Overall, I think it's a really good engine. It's air cooled, so no impellers to change or cooling passages to clog. It sips fuel, as I guess you'd expect for a 2.3 hp. engine. Starts on the first pull, even when I haven't run it for a few months. And I appreciate the light weight when schlepping it on and off the boat, especially when wrestling to get it into and out of the dinghy.
One warning, though, which I think would not be unique to the Honda but would apply to any small outboard engine. Do whatever you can to avoid putting ethanol fuel in it. It can destroy the carb, sometimes to the point where even cleaning it out is not possible. The jets on that tiny carb are easily prone to damage from ethanol. This may not be an issue where you are located, but in California all the fuel out here has ethanol in it. I've used the Biobor additive and still managed to destroy a carb when the engine sat unused for about 10 months in 2018 due to a family emergency with my dad that that consumed all of my time, and I forgot about running it.

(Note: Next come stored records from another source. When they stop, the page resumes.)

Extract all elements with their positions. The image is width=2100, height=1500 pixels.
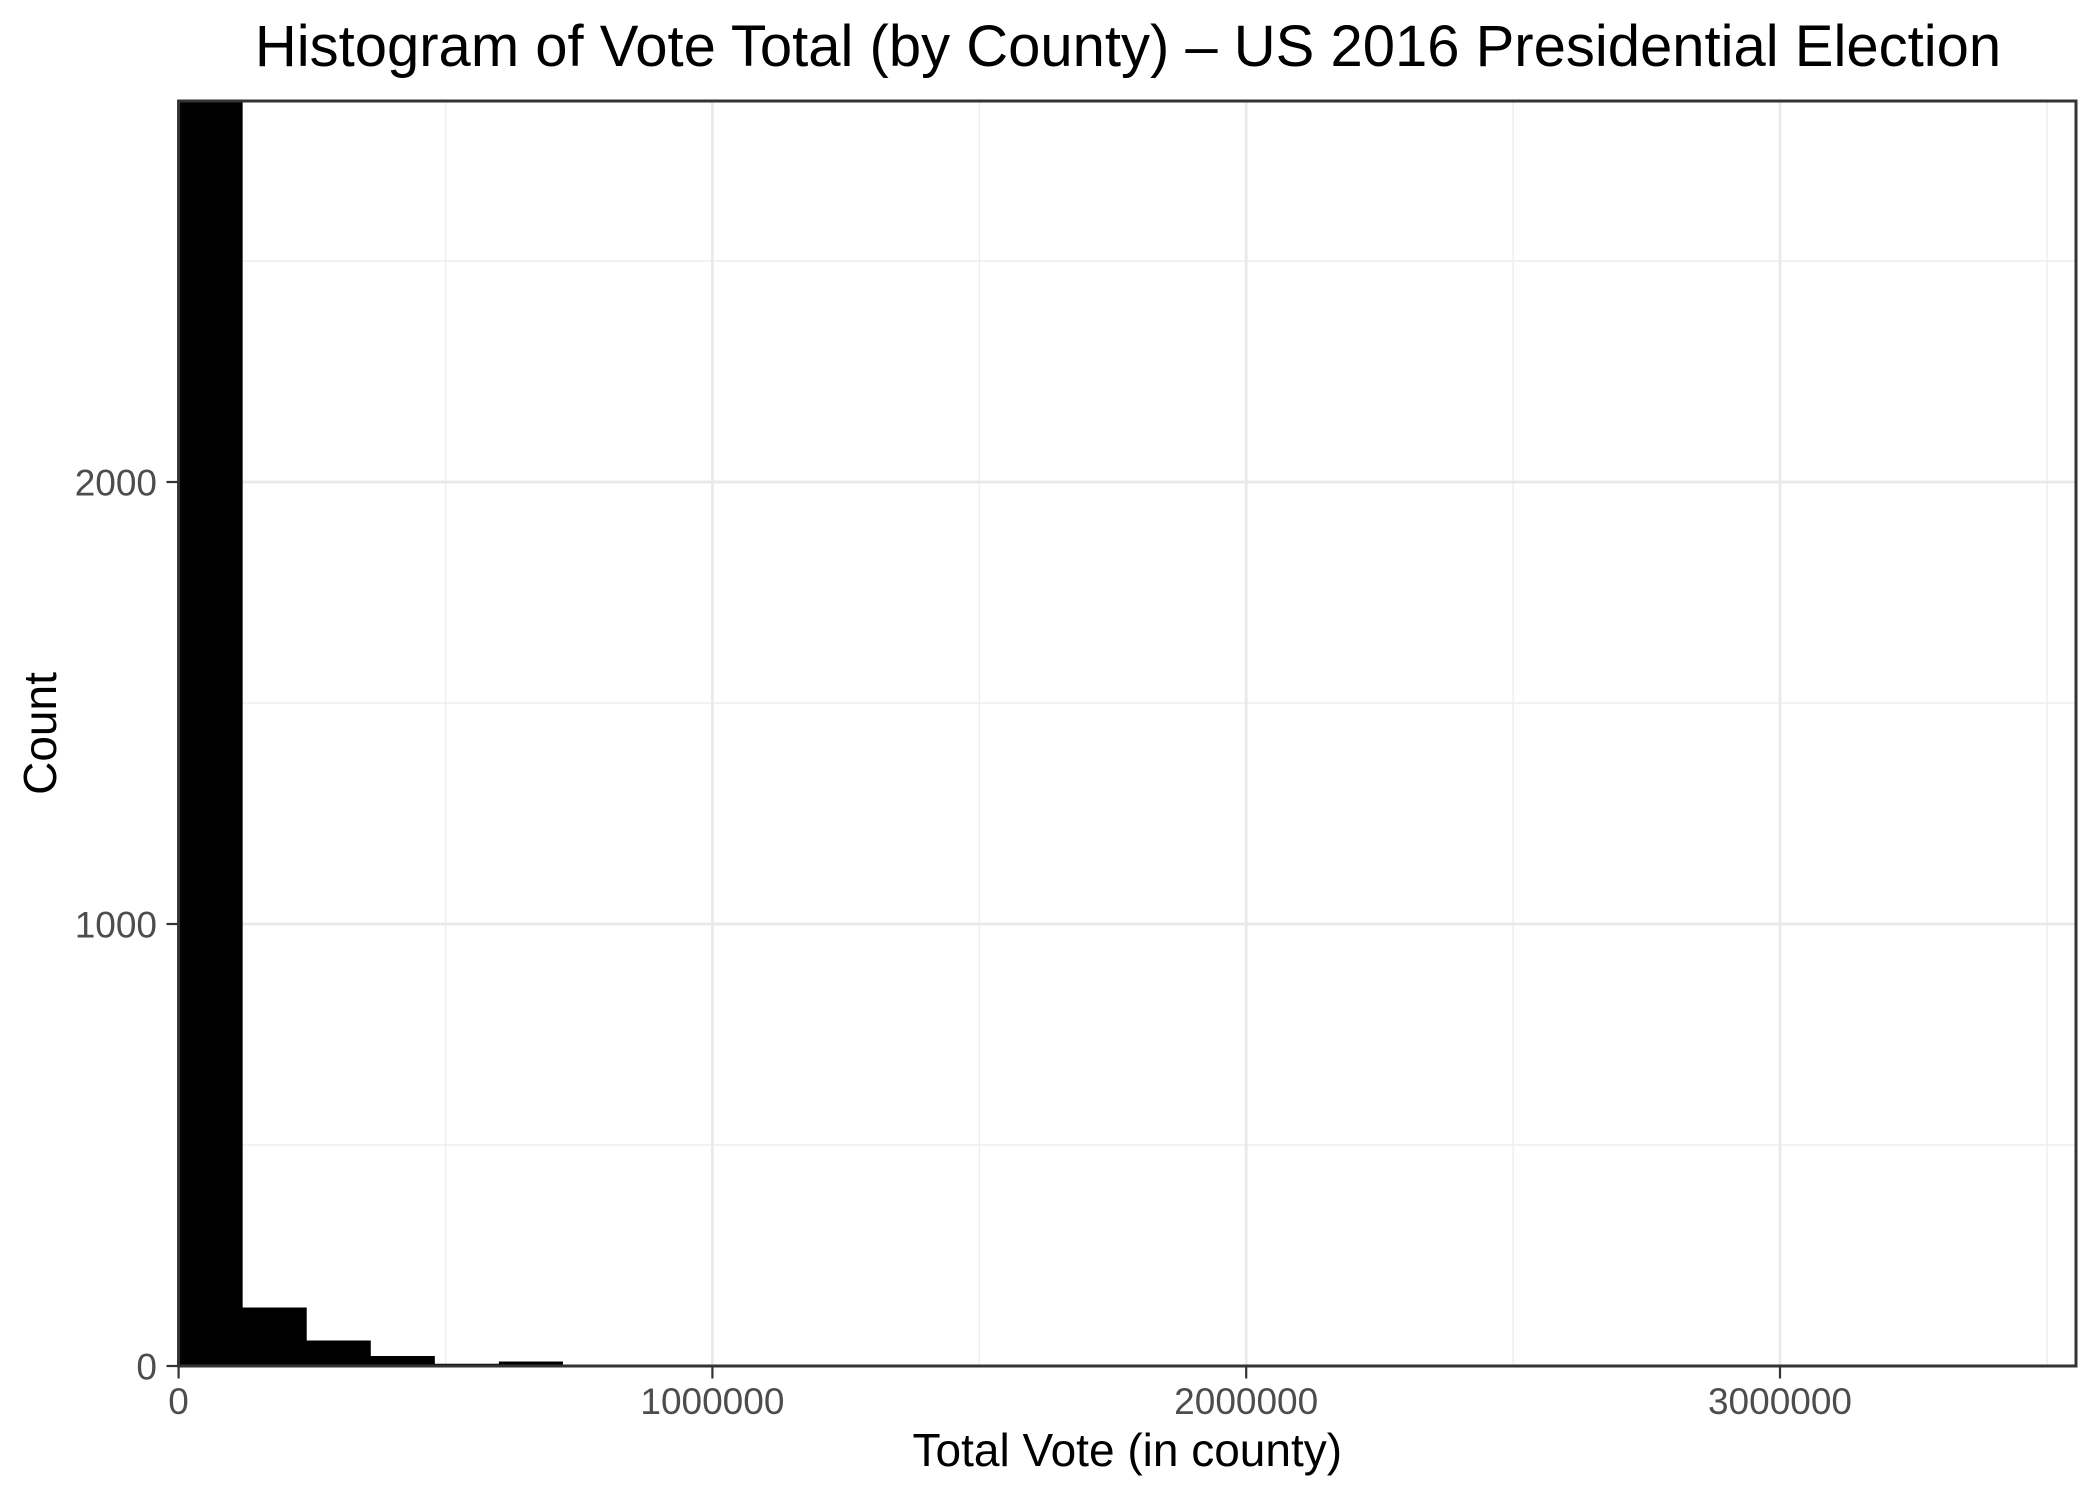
svg-text:0: 0 <box>136 1347 157 1388</box>
svg-text:3000000: 3000000 <box>1708 1381 1852 1422</box>
svg-text:Count: Count <box>14 672 66 795</box>
svg-text:1000: 1000 <box>75 905 157 946</box>
svg-text:2000000: 2000000 <box>1174 1381 1318 1422</box>
svg-text:0: 0 <box>168 1381 189 1422</box>
svg-text:Histogram of Vote Total (by Co: Histogram of Vote Total (by County) – US… <box>255 14 2001 79</box>
svg-text:2000: 2000 <box>75 463 157 504</box>
svg-text:Total Vote (in county): Total Vote (in county) <box>913 1424 1343 1476</box>
svg-text:1000000: 1000000 <box>640 1381 784 1422</box>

For me, the best solution has been to buy TruFuel at Home Depot and only run it with that. MaineSail had suggested doing this on his blog, but I had resisted going that route because the fuel is beastly expensive (comes out to something like $20/gallon). But I realized trying to save money on the fuel was a false economy in my case. That engine uses so little fuel that one can of it lasts me a really long time, just using the tender to motor from the mooring to the dinghy dock and back. The cost really is negligible.
One other thing you can do (and I had tried earlier) is to run the engine on typical ethanol-blended fuel but then, before you put it away, drain the tank, add the TruFuel, and run it with the TruFuel before putting the engine to bed. Or, if you are going to be on a long trip with lots of motoring, run the ethanol-blended fuel for most of the trip and switch to TruFuel at the very end. The point is that you want the last fuel going through the carburetor to be TruFuel before you put the engine to bed. For me, I came to realize that it used so little fuel for the kind of trips that I do that going through these extra steps really made no sense. I haven't had a lick of problems with that engine since I went the TruFuel route. I also find that the engine seems to run slighly better than it did with the ethanol-blended stuff.
By the way: I got a really good price on my Honda from
Online Outboards in Tennessee. They were also very good people to work with.